Deficiency in Serum Immunoglobulin (Ig)m Predisposes to Development of Igg Autoantibodies

Michael R Ehrenstein a,b, H Terence Cook c, Michael S Neuberger a
PMCID: PMC2193170  PMID: 10748243

Abstract

Serum immunoglobulin (Ig)M provides the initial response to foreign antigen and plays a regulatory role in subsequent immune response development, accelerating the production of high-affinity IgG. Here we show that mice deficient in serum IgM have an increased propensity to spontaneous autoimmunity as judged by the development with age of serum IgG anti-DNA antibodies and the renal deposition of IgG and complement. They also exhibit augmented anti-DNA IgG production on exposure to lipopolysaccharide. Thus, deficiency in serum IgM leads to diminished responsiveness to foreign antigens but increased responsiveness to self—a paradoxical association reminiscent of that described in humans deficient in complement or IgA.

We wondered whether serum IgM might play an analogous role with regard to the response to self-antigens. However, here—in contrast to the sluggish response to foreign antigens—we find that deficiency in serum IgM actually predisposes to the development of IgG antibodies to autoantigens.

Keywords: immunodeficiency, autoimmunity, B lymphocyte, secretory IgM

Introduction

The first antibody to be produced after initial antigen encounter is of the IgM class. In addition to providing this first line of specific defence, serum IgM also assists subsequent development of the immune response. Thus, while mice deficient in the secretory form of IgM harbor relatively normal numbers of surface IgM+, IgD+ B cells with the serum titers of other Ig isotypes being largely unaffected, they nevertheless exhibit delayed development of specific IgG antibodies to T cell–dependent foreign antigens 1 2. Presumably, antigen–IgM complexes act through the complement system either to facilitate antigen localization to sites suitable for subsequent immune response development or to costimulate B cell activation through the CD21–CD19 receptor complex.

Materials and Methods

The generation of CCB embryonic stem cell lines in which the Cμ secretory tailpiece and the μs polyadenylation site have been deleted on one allele by Lox/Cre-mediated gene targeting has been described previously 2. The litters of μs s and μs +s + mice used in this work are from the F2 generation obtained by intercrossing μs +s heterozygotes generated by breeding embryonic stem cell–derived chimeras (created using C57BL/6 blastocysts) with C57BL/6 females. Mice were housed in a barriered specific pathogen–free facility with sentinel animals from each room screened quarterly for a variety of potential pathogens according to the recommendations of the Federation of European Laboratory Animal Science Associations.
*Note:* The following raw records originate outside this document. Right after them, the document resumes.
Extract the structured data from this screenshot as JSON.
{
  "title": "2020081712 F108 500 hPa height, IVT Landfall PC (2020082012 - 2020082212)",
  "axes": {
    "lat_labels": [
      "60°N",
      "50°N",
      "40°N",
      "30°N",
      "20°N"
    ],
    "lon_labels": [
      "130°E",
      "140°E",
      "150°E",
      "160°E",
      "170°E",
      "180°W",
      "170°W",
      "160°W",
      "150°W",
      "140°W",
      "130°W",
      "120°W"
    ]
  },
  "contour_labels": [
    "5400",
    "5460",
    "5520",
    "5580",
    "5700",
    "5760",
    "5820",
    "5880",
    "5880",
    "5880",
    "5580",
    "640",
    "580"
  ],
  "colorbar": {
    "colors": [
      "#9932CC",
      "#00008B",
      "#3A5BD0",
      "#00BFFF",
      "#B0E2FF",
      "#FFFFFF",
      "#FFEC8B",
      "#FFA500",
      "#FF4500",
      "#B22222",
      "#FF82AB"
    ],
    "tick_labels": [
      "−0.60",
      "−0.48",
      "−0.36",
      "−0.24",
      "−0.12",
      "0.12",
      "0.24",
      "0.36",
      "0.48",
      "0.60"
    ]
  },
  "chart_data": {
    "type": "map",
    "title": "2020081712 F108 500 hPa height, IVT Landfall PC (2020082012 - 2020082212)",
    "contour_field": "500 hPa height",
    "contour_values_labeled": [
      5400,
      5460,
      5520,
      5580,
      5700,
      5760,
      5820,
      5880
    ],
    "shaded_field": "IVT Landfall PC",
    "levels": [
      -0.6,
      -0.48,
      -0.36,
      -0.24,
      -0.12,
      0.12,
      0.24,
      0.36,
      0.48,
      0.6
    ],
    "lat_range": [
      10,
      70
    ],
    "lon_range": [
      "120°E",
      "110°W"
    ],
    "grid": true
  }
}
Serum titers of IgG anti–double-stranded (ds)DNA (S1 nuclease treated) were measured as described by Mohan et al. 3 using alkaline phosphatase–conjugated goat anti–mouse IgG (Southern Biotechnology Associates). The assays were calibrated using serum from a 7-mo-old NZB/W mouse, which was arbitrarily assigned a titer of 0.5 U/ml. Total IgG was measured by ELISA calibrating with a monoclonal IgG1 (Sigma Chemical Co.). Sera (diluted 1:20) were also titered by immunohistochemistry for antibody binding to Crithidia lucullia using FITC-conjugated goat anti–mouse IgG (Southern Biotechnology Associates). Antibodies to cardiolipin and myeloperoxidase were monitored by ELISA, and surface plasmon resonance was performed as described previously 4. Glomerular histology was assessed on periodic acid-Schiff–stained sections of kidney fixed in Bouin's fixative and embedded in paraffin. Immunofluorescence microscopy was performed on cryostat sections of kidneys that had been snap-frozen in an N-hexane/dry ice bath using FITC-conjugated polyclonal antibodies to mouse IgG (Sigma Chemical Co.) and mouse C3 (Cappel/ICN Biomedicals). Intensity of fluorescence was graded from 0 to +++ on coded sections.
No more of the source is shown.